Doch genau das – den Willen zuzuhören und Europa voranzubringen – stellen
viele EU-Politiker bei der Regierung in Ljubljana infrage. Zu oft hat sich
der konservative slowenische Premier Janez Janša als Fan des früheren
US-Präsidenten Donald Trump geoutet.
Zu eng ist er mit Ungarns Regierungschef Viktor Orbán befreundet. Beim
EU-Gipfel in der vergangenen Woche war Janša einer der wenigen, die im
Streit um die homophoben Jugendschutz-Gesetze in Ungarn offen Partei für
Orbán ergriffen haben.
## Farbe bekennen
Wenn der Streit um den Rechtsstaat mit Ungarn im Herbst eskaliert, wie
viele Beobachter in Brüssel erwarten, dürfte es Slowenien noch schwerer
fallen, als „ehrlicher Makler“ aufzutreten. Bisher wartet die EU-Kommission
auf ein Urteil des höchsten EU-Gerichts zum neuen Rechtsstaats-Mechanismus.
Doch wenn dieses Urteil kommt, könnte Brüssel zuschlagen und Ungarn
abstrafen. Spätestens dann muss auch Slowenien Farbe bekennen.
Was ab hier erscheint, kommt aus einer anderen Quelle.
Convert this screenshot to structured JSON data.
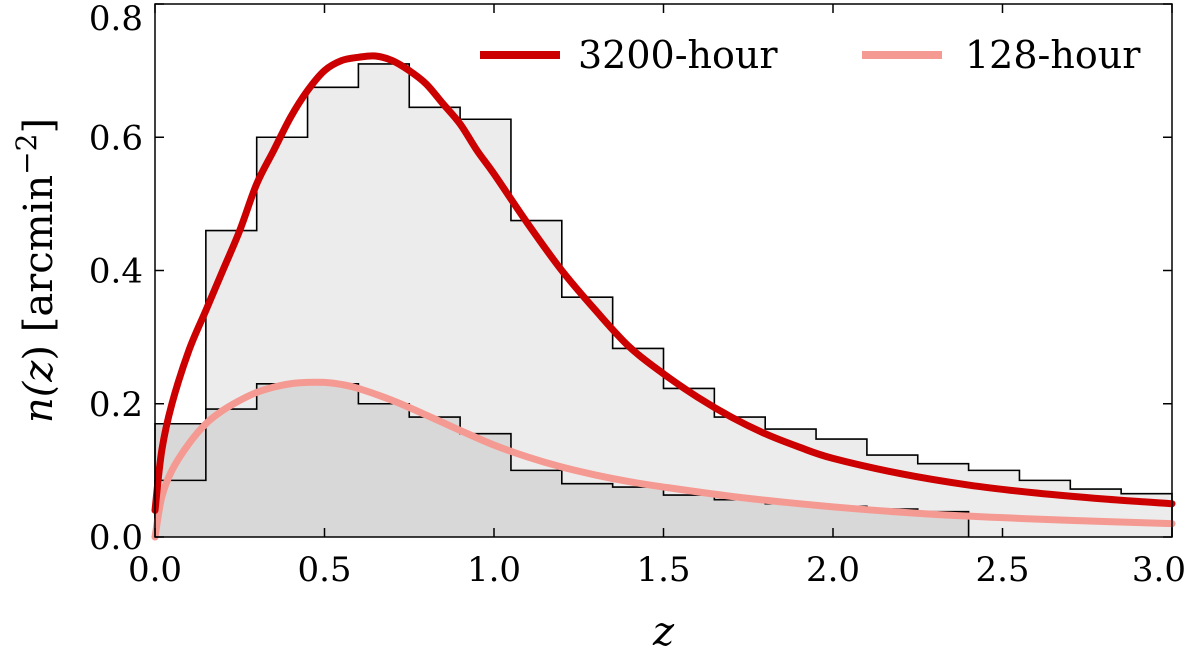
{
  "chart_data": {
    "type": "line",
    "xlabel": "z",
    "ylabel": {
      "prefix": "n(",
      "var": "z",
      "unit_open": ") [arcmin",
      "exponent": "−2",
      "close": "]"
    },
    "xlim": [
      0.0,
      3.0
    ],
    "ylim": [
      0.0,
      0.8
    ],
    "xticks": [
      "0.0",
      "0.5",
      "1.0",
      "1.5",
      "2.0",
      "2.5",
      "3.0"
    ],
    "yticks": [
      "0.0",
      "0.2",
      "0.4",
      "0.6",
      "0.8"
    ],
    "grid": false,
    "legend_position": "top-right",
    "histograms": [
      {
        "fill": "#ececec",
        "bin_edges": [
          0.0,
          0.15,
          0.3,
          0.45,
          0.6,
          0.75,
          0.9,
          1.05,
          1.2,
          1.35,
          1.5,
          1.65,
          1.8,
          1.95,
          2.1,
          2.25,
          2.4,
          2.55,
          2.7,
          2.85,
          3.0
        ],
        "counts": [
          0.085,
          0.46,
          0.6,
          0.675,
          0.71,
          0.645,
          0.627,
          0.475,
          0.36,
          0.283,
          0.223,
          0.18,
          0.162,
          0.147,
          0.123,
          0.11,
          0.1,
          0.085,
          0.072,
          0.065
        ]
      },
      {
        "fill": "#d8d8d8",
        "bin_edges": [
          0.0,
          0.15,
          0.3,
          0.45,
          0.6,
          0.75,
          0.9,
          1.05,
          1.2,
          1.35,
          1.5,
          1.65,
          1.8,
          1.95,
          2.1,
          2.25,
          2.4
        ],
        "counts": [
          0.17,
          0.192,
          0.23,
          0.23,
          0.2,
          0.18,
          0.155,
          0.1,
          0.08,
          0.075,
          0.063,
          0.056,
          0.05,
          0.046,
          0.042,
          0.038
        ]
      }
    ],
    "series": [
      {
        "name": "3200-hour",
        "color": "#cc0000",
        "x": [
          0.0,
          0.02,
          0.05,
          0.1,
          0.15,
          0.2,
          0.25,
          0.3,
          0.35,
          0.4,
          0.45,
          0.5,
          0.55,
          0.6,
          0.65,
          0.7,
          0.75,
          0.8,
          0.85,
          0.9,
          0.95,
          1.0,
          1.1,
          1.2,
          1.3,
          1.4,
          1.5,
          1.6,
          1.7,
          1.8,
          1.9,
          2.0,
          2.2,
          2.4,
          2.6,
          2.8,
          3.0
        ],
        "y": [
          0.04,
          0.13,
          0.2,
          0.28,
          0.34,
          0.4,
          0.46,
          0.53,
          0.58,
          0.63,
          0.67,
          0.7,
          0.715,
          0.72,
          0.722,
          0.715,
          0.7,
          0.68,
          0.65,
          0.62,
          0.58,
          0.545,
          0.47,
          0.4,
          0.34,
          0.285,
          0.245,
          0.21,
          0.18,
          0.155,
          0.135,
          0.118,
          0.095,
          0.078,
          0.066,
          0.057,
          0.05
        ]
      },
      {
        "name": "128-hour",
        "color": "#f59a92",
        "x": [
          0.0,
          0.02,
          0.05,
          0.1,
          0.15,
          0.2,
          0.25,
          0.3,
          0.35,
          0.4,
          0.45,
          0.5,
          0.55,
          0.6,
          0.7,
          0.8,
          0.9,
          1.0,
          1.1,
          1.2,
          1.3,
          1.4,
          1.5,
          1.7,
          1.9,
          2.1,
          2.3,
          2.5,
          2.7,
          3.0
        ],
        "y": [
          0.0,
          0.06,
          0.1,
          0.14,
          0.17,
          0.19,
          0.205,
          0.217,
          0.225,
          0.23,
          0.232,
          0.232,
          0.229,
          0.223,
          0.205,
          0.183,
          0.16,
          0.138,
          0.12,
          0.105,
          0.093,
          0.083,
          0.075,
          0.061,
          0.05,
          0.041,
          0.034,
          0.029,
          0.025,
          0.02
        ]
      }
    ]
  }
}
Streit gibt es schon jetzt wegen des Umgangs mit der neuen Europäischen
Staatsanwaltschaft. Janša blockiert die Entsendung zweier slowenischer
Ankläger. Nach Ansicht der Grünen im EU-Parlament macht er sich damit
selbst eines Verstoßes gegen die rechtsstaatliche Ordnung der EU schuldig.
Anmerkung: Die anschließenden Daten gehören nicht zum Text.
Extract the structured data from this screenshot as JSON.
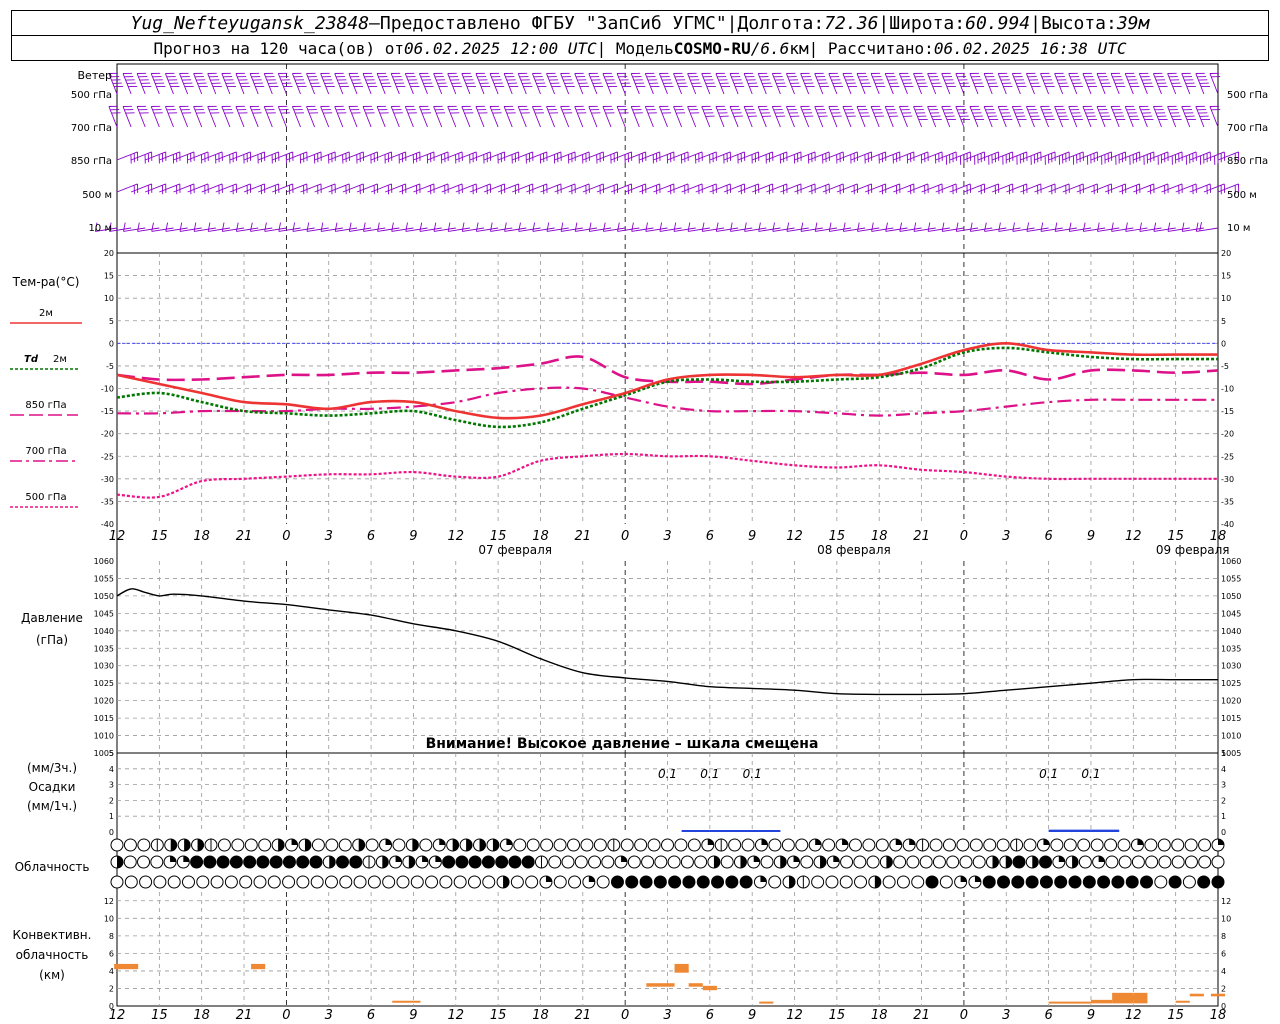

„[1][Der Premierminister geht gegen die freie Presse vor] und sabotiert die
Arbeit der Europäischen Staatsanwaltschaft“, kritisiert der grüne
Europa-Abgeordnete Daniel Freund. „Das dürfen wir ihm nicht durchgehen
lassen.“ Die EU-Kommission müsse alles tun, um Demokratie und Rechtsstaat
zu verteidigen. Dazu gehöre auch die Suspendierung von Zahlungen.
In einem offenen Brief, den auch die europapolitische Sprecherin der Grünen
im Bundestag, Franziska Brantner, unterschrieben hat, wird die Brüsseler
Behörde aufgefordert, „ihren gesamten Werkzeugkasten“ zu nutzen –
einschließlich der Kürzung von EU-Finanzhilfen. Auf Nachfrage wollte sich
die EU-Kommission dazu nicht äußern.
## Möglichst kein Eklat
Behördenchefin Ursula von der Leyen bereitet gerade den üblichen
Antrittsbesuch beim neuen EU-Vorsitz in Ljubljana vor. Wenigstens zum Start
des slowenischen Semesters soll es keinen Eklat geben, so die Devise in
Brüssel. Doch danach ist Ärger programmiert.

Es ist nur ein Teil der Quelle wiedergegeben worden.